Quinta-feira, 23 de abril, foi feriado de São Jorge aqui no Rio de Janeiro e particularmente ficou marcado na minha vida por ter sido o primeiro feriado em que eu me ofereço para trabalhar, completamente aceitável quando se leva em consideração que parte da empresa é minha. Isso é um reflexo da minha vontade em ver esse projeto dar certo.

Estou sendo sincero demais em dizer que não vi restrição alguma em estar presente naquelas tarefas diárias, mas existia um porém: naquele mesmo dia, aconteceria o aniversário da Débora (Debs), que seria um bucólico encontro entre grandes e verdadeiros amigos em um bonito pic-nic na Quinta da Boa Vista.

Agilizei o trabalho que eu tinha que fazer, por alguns instantes pensei até que seria impossível chegar a tempo, mas estar ao lado da Debs naquele momento era muito importante pra mim.

Conforme o relógio marcou 16h, havia finalizado 80% do meu trabalho, reconheço que ainda existia algumas poucas pendências, mas mesmo assim tentei analisar com meus sócios se existia a possibilidade de sair naquele momento para que eu tentasse me dedicar ao compromisso que semanas antes eu já havia me programado.

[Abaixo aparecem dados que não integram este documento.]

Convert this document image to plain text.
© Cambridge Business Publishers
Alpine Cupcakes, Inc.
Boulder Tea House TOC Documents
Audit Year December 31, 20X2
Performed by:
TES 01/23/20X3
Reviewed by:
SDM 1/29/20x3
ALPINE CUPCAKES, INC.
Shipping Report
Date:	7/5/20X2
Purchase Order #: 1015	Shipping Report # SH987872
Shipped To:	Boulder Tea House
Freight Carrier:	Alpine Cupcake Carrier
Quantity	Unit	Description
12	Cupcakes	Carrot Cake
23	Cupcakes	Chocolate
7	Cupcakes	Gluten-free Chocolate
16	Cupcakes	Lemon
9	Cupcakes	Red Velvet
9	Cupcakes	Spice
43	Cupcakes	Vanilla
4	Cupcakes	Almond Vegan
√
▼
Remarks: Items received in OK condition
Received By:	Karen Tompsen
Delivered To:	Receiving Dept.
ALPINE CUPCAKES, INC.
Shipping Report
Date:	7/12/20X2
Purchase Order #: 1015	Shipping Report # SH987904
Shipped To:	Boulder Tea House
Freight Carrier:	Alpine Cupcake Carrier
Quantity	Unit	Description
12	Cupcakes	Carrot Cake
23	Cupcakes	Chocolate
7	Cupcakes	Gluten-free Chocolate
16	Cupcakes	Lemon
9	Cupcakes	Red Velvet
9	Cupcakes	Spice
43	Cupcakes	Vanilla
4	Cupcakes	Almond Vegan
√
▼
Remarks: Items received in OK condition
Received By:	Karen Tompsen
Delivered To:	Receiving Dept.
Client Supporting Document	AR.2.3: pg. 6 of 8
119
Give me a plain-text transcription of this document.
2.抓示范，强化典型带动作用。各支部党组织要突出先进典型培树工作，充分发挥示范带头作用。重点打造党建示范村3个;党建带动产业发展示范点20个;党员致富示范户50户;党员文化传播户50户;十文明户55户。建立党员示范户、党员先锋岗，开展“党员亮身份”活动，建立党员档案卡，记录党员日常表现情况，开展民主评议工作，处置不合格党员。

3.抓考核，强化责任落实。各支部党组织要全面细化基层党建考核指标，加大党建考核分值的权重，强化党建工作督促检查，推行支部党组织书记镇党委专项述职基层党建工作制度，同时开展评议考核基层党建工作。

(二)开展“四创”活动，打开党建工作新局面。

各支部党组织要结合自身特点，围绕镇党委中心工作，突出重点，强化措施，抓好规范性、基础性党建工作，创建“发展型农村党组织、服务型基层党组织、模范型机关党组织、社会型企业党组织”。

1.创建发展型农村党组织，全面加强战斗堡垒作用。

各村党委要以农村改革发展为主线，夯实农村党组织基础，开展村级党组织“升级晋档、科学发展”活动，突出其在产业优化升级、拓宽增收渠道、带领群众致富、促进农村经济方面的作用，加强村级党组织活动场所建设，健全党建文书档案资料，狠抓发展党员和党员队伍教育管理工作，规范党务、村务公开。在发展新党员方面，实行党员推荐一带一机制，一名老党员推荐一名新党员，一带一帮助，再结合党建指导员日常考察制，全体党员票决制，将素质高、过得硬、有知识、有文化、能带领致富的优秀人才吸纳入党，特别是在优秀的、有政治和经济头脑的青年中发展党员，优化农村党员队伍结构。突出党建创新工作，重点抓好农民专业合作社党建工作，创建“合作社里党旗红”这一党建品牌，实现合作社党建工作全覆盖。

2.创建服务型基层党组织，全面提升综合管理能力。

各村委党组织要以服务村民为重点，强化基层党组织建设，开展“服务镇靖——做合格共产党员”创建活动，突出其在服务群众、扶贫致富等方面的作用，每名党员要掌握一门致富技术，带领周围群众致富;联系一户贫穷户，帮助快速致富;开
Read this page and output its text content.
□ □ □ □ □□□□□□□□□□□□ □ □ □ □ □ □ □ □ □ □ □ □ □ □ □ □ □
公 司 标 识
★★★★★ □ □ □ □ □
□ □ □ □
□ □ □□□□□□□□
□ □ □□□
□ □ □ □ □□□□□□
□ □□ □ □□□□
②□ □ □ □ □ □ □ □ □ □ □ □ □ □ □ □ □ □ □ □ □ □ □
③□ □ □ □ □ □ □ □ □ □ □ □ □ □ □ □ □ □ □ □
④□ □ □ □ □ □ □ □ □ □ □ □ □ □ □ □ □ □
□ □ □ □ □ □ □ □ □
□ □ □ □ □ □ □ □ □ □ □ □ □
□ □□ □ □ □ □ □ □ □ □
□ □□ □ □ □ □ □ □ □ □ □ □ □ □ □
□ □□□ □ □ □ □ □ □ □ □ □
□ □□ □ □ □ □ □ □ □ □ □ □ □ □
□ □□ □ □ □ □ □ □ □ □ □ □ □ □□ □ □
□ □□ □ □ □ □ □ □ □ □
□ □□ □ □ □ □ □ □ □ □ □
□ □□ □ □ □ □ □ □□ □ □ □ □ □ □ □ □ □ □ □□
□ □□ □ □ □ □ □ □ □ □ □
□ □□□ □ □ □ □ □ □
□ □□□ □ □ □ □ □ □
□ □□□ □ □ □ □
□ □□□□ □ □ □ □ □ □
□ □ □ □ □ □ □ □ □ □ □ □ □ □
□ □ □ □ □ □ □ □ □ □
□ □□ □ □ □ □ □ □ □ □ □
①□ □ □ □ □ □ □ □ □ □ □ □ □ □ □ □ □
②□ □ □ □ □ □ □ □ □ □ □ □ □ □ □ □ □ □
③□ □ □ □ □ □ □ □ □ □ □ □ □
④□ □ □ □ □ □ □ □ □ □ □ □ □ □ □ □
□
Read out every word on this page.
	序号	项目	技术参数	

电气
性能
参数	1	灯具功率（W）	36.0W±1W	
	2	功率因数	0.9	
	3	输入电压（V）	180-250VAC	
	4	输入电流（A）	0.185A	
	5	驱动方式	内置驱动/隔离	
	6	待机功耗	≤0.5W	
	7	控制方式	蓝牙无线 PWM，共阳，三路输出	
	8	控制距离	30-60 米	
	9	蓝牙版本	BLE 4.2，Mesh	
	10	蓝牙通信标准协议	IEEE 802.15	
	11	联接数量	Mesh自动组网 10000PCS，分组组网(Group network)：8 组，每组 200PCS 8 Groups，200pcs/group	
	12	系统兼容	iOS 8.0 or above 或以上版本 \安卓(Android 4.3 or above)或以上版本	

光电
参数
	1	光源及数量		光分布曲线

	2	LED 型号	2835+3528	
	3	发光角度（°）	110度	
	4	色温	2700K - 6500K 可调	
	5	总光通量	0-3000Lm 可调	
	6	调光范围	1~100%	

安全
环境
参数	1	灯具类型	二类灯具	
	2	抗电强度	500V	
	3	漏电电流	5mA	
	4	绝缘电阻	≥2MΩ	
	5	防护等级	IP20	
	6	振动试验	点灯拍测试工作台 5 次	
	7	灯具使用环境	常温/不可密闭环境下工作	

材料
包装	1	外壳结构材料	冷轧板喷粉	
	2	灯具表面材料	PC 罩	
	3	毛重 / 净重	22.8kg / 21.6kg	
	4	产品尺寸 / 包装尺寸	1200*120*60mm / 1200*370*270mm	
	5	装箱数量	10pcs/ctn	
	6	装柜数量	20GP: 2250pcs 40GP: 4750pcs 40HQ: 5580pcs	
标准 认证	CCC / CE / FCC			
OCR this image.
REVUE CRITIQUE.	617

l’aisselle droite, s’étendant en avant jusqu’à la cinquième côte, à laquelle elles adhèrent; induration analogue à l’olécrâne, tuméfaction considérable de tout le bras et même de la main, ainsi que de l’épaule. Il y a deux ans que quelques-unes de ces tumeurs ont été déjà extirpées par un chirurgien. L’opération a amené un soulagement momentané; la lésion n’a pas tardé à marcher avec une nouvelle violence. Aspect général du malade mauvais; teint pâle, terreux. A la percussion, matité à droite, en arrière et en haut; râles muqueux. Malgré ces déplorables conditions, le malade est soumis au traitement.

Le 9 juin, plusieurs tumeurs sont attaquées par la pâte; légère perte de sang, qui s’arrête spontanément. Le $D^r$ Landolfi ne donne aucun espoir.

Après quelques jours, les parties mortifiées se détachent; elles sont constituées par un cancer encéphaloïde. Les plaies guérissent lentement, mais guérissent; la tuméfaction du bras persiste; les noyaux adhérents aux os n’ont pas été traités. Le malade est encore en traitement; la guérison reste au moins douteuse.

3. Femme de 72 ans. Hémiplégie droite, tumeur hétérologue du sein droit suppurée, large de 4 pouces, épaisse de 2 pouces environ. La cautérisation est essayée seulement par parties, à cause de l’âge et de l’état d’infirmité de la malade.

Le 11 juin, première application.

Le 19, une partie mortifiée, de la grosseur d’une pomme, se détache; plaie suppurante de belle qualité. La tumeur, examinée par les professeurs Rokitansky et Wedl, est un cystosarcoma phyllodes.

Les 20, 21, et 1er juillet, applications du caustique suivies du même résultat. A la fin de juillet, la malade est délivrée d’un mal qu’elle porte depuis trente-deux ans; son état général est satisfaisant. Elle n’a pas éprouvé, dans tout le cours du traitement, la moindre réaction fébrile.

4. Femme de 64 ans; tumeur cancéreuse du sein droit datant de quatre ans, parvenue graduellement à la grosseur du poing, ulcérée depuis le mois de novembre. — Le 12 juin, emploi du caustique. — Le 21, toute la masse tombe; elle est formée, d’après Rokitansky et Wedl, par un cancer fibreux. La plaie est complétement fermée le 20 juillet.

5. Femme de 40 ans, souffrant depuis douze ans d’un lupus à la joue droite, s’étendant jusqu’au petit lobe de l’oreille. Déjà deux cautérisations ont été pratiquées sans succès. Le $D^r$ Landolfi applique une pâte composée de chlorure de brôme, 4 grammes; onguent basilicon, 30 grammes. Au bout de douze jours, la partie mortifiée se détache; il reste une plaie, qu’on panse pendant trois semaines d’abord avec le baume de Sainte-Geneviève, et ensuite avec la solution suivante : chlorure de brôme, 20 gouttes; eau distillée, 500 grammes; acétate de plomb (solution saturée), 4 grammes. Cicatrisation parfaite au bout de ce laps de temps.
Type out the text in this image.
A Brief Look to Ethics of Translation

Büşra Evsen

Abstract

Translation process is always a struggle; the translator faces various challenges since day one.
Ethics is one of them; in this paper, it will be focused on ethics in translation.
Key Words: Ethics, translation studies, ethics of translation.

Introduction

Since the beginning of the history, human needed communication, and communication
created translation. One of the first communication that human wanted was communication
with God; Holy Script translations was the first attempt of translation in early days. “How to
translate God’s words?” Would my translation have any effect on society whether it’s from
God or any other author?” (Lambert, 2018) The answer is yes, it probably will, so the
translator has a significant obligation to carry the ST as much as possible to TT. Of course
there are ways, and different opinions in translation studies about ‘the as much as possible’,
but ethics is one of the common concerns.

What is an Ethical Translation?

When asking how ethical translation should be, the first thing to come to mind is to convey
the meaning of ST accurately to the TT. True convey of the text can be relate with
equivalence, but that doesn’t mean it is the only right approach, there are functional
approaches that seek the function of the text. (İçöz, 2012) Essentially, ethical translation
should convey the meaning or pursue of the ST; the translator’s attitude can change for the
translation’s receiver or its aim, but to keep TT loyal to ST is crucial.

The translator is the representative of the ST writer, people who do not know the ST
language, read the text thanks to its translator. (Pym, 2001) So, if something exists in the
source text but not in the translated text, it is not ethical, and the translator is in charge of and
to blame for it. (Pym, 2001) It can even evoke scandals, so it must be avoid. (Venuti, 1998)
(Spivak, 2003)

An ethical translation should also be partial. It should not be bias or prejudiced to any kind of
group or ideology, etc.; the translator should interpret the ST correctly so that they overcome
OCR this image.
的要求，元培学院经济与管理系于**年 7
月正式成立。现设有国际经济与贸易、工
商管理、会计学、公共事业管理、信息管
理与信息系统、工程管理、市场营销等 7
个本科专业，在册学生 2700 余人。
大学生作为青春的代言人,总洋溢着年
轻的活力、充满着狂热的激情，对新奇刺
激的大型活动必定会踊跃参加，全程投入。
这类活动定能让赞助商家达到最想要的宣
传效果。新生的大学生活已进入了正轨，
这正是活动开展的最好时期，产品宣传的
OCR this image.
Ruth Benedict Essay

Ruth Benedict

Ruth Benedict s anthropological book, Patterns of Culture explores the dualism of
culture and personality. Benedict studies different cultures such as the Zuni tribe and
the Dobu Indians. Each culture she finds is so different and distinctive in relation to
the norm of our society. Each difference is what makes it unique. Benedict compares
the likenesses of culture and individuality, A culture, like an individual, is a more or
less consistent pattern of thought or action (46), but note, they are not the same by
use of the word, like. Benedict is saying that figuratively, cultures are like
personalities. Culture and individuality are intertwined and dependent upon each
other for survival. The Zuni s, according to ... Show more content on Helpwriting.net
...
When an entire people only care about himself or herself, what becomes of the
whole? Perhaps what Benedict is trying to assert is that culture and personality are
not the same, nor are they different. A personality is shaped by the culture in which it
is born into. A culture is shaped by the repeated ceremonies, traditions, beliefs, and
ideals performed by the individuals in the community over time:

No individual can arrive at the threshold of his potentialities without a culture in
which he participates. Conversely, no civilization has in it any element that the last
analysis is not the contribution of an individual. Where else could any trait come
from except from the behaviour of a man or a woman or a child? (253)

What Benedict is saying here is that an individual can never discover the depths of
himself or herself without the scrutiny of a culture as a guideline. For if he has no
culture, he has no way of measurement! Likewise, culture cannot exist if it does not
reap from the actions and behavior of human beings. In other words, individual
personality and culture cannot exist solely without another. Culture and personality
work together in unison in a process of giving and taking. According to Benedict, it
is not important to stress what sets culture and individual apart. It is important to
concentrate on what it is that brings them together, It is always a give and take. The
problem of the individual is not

A questão é que divido minha empresa com uma pessoa muito difícil e complicada, que se incomoda com qualquer coisa que você possa imaginar. Por saber desse incomodo (ou por puro protocolo), perguntei se haveria algum problema se eu saísse mais cedo (além do mais, já era praticamente final do dia) para honrar com os compromissos….

Previsivelmente a resposta foi negativa…

“Entendo que as vezes duas cabeças pensam melhor do que uma”, mas nesse caso, o que prevaleceu foi “se eu não estou aproveitando meu feriado com lazer, por que vc deveria estar!?”. Eu não quis entrar no mérito de explicar o quanto estar com a Débora era importante pra mim, acho que naum adiantaria, …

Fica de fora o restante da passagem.